Published 5 February 2014

DARPA has invested in many programs that sponsor fundamental and applied research in areas of computer science, programs which have led to new advances in theory as well as practical software. The R&D community has asked about the availability of results, and now DARPA has responded by creating the DARPA Open Catalog, a place for organizing and sharing those results in the form of software, publications, data, and experimental details. The Web site aims to encourage communities interested in DARPA research to build off the agency’s work, starting with big data.

DARPA has invested in many programs that sponsor fundamental and applied research in areas of computer science, programs which have led to new advances in theory as well as practical software. DARPA says that the R&D community has asked about the availability of results, and now DARPA has responded by creating the DARPA Open Catalog, a place for organizing and sharing those results in the form of software, publications, data, and experimental details. The Catalog can be found here.

Many DoD and government research efforts and software procurements contain publicly releasable elements, including open source software. The nature of open source software lends itself to collaboration where communities of developers augment initial products, build on each other’s expertise, enable transparency for performance evaluation, and identify software vulnerabilities.
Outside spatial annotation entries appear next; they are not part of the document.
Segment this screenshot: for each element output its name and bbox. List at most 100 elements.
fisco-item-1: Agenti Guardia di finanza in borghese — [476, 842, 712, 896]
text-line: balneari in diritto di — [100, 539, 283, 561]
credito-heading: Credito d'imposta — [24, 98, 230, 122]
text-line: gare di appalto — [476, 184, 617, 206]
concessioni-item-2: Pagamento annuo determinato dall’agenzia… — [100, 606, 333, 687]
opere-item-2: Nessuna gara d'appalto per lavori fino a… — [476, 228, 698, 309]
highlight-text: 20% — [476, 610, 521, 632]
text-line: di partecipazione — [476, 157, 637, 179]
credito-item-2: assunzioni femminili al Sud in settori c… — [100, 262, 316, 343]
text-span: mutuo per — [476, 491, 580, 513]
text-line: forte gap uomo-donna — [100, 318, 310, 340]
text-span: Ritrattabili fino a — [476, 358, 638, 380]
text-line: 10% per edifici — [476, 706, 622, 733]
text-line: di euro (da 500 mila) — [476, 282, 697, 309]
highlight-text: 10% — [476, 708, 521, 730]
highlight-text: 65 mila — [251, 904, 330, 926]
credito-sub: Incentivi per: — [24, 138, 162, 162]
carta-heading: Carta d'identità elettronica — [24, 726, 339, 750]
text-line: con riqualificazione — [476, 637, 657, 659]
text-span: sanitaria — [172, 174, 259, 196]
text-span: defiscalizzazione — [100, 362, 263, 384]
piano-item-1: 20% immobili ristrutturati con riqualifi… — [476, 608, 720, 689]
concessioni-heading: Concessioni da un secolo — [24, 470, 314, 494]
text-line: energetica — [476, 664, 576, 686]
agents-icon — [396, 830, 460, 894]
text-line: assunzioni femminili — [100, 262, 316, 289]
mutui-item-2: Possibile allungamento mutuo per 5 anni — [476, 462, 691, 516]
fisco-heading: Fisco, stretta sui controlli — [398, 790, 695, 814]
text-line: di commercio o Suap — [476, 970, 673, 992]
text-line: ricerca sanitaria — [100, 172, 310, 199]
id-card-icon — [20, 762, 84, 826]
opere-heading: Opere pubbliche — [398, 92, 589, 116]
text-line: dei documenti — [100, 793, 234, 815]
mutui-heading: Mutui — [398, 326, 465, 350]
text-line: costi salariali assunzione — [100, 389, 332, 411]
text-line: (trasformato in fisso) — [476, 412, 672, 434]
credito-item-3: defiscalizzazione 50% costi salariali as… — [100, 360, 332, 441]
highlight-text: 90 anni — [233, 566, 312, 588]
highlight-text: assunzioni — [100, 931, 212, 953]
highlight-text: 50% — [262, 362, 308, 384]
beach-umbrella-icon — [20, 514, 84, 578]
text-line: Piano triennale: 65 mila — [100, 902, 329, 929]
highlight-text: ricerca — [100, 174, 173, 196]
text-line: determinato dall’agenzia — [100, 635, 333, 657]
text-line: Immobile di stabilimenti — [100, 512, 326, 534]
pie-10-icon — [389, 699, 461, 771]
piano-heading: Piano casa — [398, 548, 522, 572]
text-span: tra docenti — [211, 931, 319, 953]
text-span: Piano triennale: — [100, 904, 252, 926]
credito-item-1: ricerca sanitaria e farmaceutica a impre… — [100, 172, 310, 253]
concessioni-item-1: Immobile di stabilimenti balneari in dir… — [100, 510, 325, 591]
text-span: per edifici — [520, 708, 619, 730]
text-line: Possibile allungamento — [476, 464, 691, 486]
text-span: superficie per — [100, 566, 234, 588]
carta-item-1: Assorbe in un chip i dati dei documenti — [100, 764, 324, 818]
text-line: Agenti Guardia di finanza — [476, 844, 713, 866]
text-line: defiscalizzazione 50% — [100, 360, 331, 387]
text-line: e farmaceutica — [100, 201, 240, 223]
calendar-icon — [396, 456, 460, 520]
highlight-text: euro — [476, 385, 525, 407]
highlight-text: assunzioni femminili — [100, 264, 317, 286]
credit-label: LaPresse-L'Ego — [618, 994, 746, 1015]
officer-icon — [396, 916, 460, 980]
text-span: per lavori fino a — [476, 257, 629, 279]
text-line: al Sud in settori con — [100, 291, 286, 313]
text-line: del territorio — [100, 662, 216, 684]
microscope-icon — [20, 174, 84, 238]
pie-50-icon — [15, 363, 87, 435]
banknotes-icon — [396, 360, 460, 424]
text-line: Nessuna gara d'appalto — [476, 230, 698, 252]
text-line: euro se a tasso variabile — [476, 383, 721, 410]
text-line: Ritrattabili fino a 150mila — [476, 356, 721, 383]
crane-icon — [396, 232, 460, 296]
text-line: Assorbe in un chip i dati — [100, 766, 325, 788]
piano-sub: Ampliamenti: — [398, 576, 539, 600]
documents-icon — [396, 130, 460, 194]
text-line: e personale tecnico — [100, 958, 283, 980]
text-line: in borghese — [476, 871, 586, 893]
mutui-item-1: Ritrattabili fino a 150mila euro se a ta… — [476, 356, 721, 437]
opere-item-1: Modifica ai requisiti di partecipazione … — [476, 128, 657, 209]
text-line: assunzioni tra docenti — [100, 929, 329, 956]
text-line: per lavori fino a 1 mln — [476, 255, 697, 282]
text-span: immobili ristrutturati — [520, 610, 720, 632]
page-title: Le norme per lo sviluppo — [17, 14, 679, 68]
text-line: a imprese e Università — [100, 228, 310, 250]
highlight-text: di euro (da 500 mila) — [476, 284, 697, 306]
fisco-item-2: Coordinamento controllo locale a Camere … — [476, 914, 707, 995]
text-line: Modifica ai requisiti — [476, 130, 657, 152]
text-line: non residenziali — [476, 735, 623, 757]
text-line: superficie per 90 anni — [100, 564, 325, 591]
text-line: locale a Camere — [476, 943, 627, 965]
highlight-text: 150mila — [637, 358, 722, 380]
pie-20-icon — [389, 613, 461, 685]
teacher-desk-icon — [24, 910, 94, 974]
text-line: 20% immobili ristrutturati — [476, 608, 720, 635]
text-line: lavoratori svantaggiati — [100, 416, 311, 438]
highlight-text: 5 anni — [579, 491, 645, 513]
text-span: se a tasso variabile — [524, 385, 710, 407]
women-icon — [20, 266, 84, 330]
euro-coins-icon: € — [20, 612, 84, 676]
DARPA says it has an open source strategy for areas of work including big data to help increase the impact of government investments in building a flexible technology base. 

“Making our open source catalog available increases the number of experts who can help quickly develop relevant software for the government,” said Chris White, DARPA program manager. “Our hope is that the computer science community will test and evaluate elements of our software and afterward adopt them as either standalone offerings or as components of their products.”

The initial offerings in the DARPA Open Catalog include software toolkits and peer-reviewed publications from the XDATA program in the agency’s Information Innovation Office (I2O). The partially funded toolkits are designed to encourage flexible development of software that may enable users of targeted defense applications to process large volumes of data in a timely manner to meet their mission requirements.

The agency notes it is interested in building communities around government-funded software and research. If the R&D community shows sufficient interest, DARPA will continue to make available information generated by DARPA programs, including software, publications, data, and experimental results. Future updates are scheduled to include components from other I2O programs such as Broad Operational Language Translation (BOLT) and Visual Media Reasoning (VMR).